Sutra in Mahāyāna Buddhism

The Humane King Sutra is found in Taisho No. 245 and 246. Many scholars have suspected this sutra to be composed in China but this viewpoint is not universally agreed upon. (Note: Yang p.85 said :
'Firstly in Huili's Records of the Tang Dynasty Tripitaka Master of the Great Ci'en Monastery it states that Xuanzang (602-664 CE) was requested by the King of Gaochang to give a Dharma Teaching based on the Humane King Sutra thereby implying the Humane King Sutra was known outside China'
Yang p. 83-85 said :
 'there were altogether four translations – two of which were lost; none of the translations were suspected to be apocryphal in the traditional catalogs – only to have unknown translators'
 Yang p.86 said :
'the records regarding the translation by Amoghavajra clearly states he worked from a Sanskrit text') There are two versions: the first is called the Humane King Perfection of Wisdom Sutra (仁王般若波羅蜜經), while the second is called the Humane King State-Protection Perfection of Wisdom Sutra (仁王護國般若波羅蜜經), more idiomatically the Prajnaparamita Scripture for Humane Kings Who Wish to Protect their States.
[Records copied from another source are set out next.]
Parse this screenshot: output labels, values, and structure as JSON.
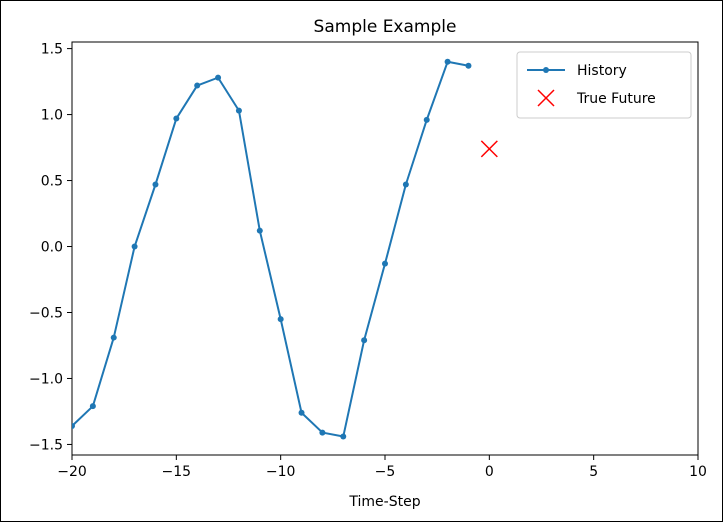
{
  "chart_data": {
    "type": "line",
    "title": "Sample Example",
    "xlabel": "Time-Step",
    "ylabel": "",
    "xlim": [
      -20,
      10
    ],
    "ylim": [
      -1.58,
      1.55
    ],
    "grid": false,
    "legend_position": "top-right",
    "x_ticks": [
      -20,
      -15,
      -10,
      -5,
      0,
      5,
      10
    ],
    "x_tick_labels": [
      "−20",
      "−15",
      "−10",
      "−5",
      "0",
      "5",
      "10"
    ],
    "y_ticks": [
      1.5,
      1.0,
      0.5,
      0.0,
      -0.5,
      -1.0,
      -1.5
    ],
    "y_tick_labels": [
      "1.5",
      "1.0",
      "0.5",
      "0.0",
      "−0.5",
      "−1.0",
      "−1.5"
    ],
    "series": [
      {
        "name": "History",
        "color": "#1f77b4",
        "marker": "dot",
        "x": [
          -20,
          -19,
          -18,
          -17,
          -16,
          -15,
          -14,
          -13,
          -12,
          -11,
          -10,
          -9,
          -8,
          -7,
          -6,
          -5,
          -4,
          -3,
          -2,
          -1
        ],
        "y": [
          -1.36,
          -1.21,
          -0.69,
          0.0,
          0.47,
          0.97,
          1.22,
          1.28,
          1.03,
          0.12,
          -0.55,
          -1.26,
          -1.41,
          -1.44,
          -0.71,
          -0.13,
          0.47,
          0.96,
          1.4,
          1.37
        ]
      },
      {
        "name": "True Future",
        "color": "#ff0000",
        "marker": "x",
        "x": [
          0
        ],
        "y": [
          0.74
        ]
      }
    ]
  }
}
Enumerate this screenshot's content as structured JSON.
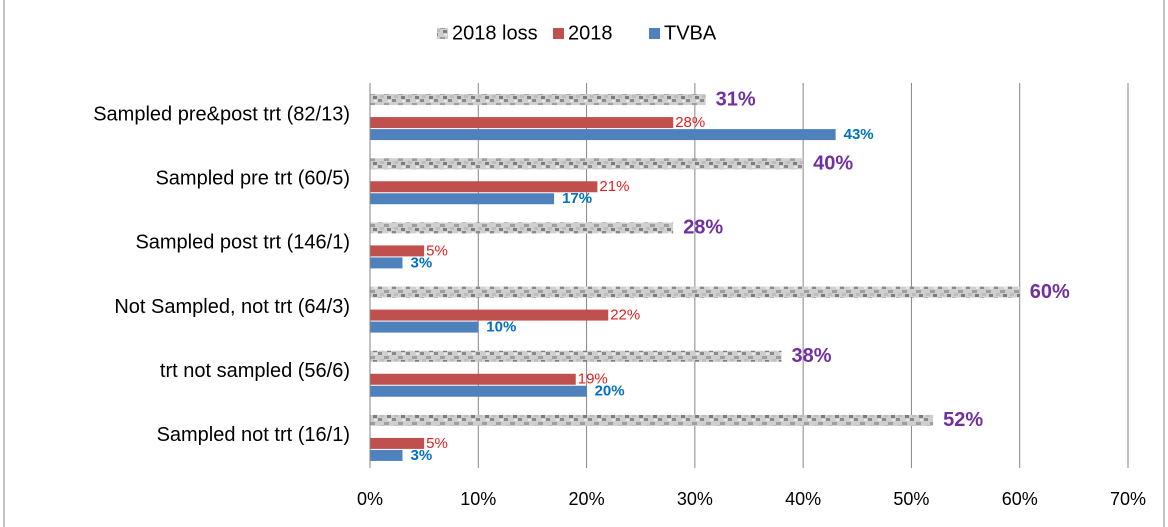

Both sutras are found in the prajnaparamita section of the Taisho Tripitaka.

This sutra is unusual in the fact that its target audience, rather than being either lay practitioners or the community of monks and nuns, is the rulership (i.e. monarchs, presidents, prime ministers, etc.). Thus, for example, where the interlocutors in most scriptures are arhats or bodhisattvas, the discussants in this text are the kings of the sixteen ancient regions of India. The foregrounded teachings, rather than being meditation and wisdom, are "humaneness" and "forbearance" or "ksanti", these being the most applicable religious values for the governance of a Buddhist state. Hence today in some Chinese temples, the sutra is used during prayers on behalf of the government and the country.

A second translation from a Sanskrit text was carried out a few centuries after the appearance of the original version, by the monk Amoghavajra (Bukong 不空), one of the most important figures in the Chinese Zhenyan tradition, as well as a patriarch in the Shingon school of Japan. This second version of the text (仁王護國般若波羅蜜經, T 246.8.834-845) is similar to the original version (仁王般若波羅蜜經, T 245.8.825-834), the translation of which was attributed to Kumārajīva, but it contains new sections that include teachings on mandala, mantra, and dhāraṇī.

== Themes ==
One theme of the sutra is impermanence. A passage which is popular in Japan is the four-character expression (yojijukugo) "the prosperous inevitably decline" (盛者必衰, jōshahissui), which in full reads "The prosperous inevitably decline, the full inevitably empty" (盛者必衰、実者必虚, jōsha hissui, jissha hikkyo), and is analogous to sic transit gloria mundi in the West. This is famously quoted in the first line of The Tale of the Heike, whose latter half reads: "the color of the sāla flowers reveals the truth that the prosperous must decline." (沙羅雙樹の花の色、盛者必衰の理を顯す, sharasōju no hana no iro, jōshahissui no kotowari wo arawasu).

== Translations ==
There are two classical Chinese translations extant:
- the 仁王護國般若波羅蜜經 Renwang Huguo Bore Boluomi Jing (trans. by Kumārajīva in 410-412).
- the 仁王護國般若波羅蜜多經 Renwang Huguo Bore Boluomiduo Jing (trans. by Amoghavajra in 765-766). Amogavajra translated the mantras.
The discovery of the Old Translated Inwanggyeong (구역인왕경;舊譯仁王經) in Gugyeol in the mid-1970s contributed to Middle Korean studies.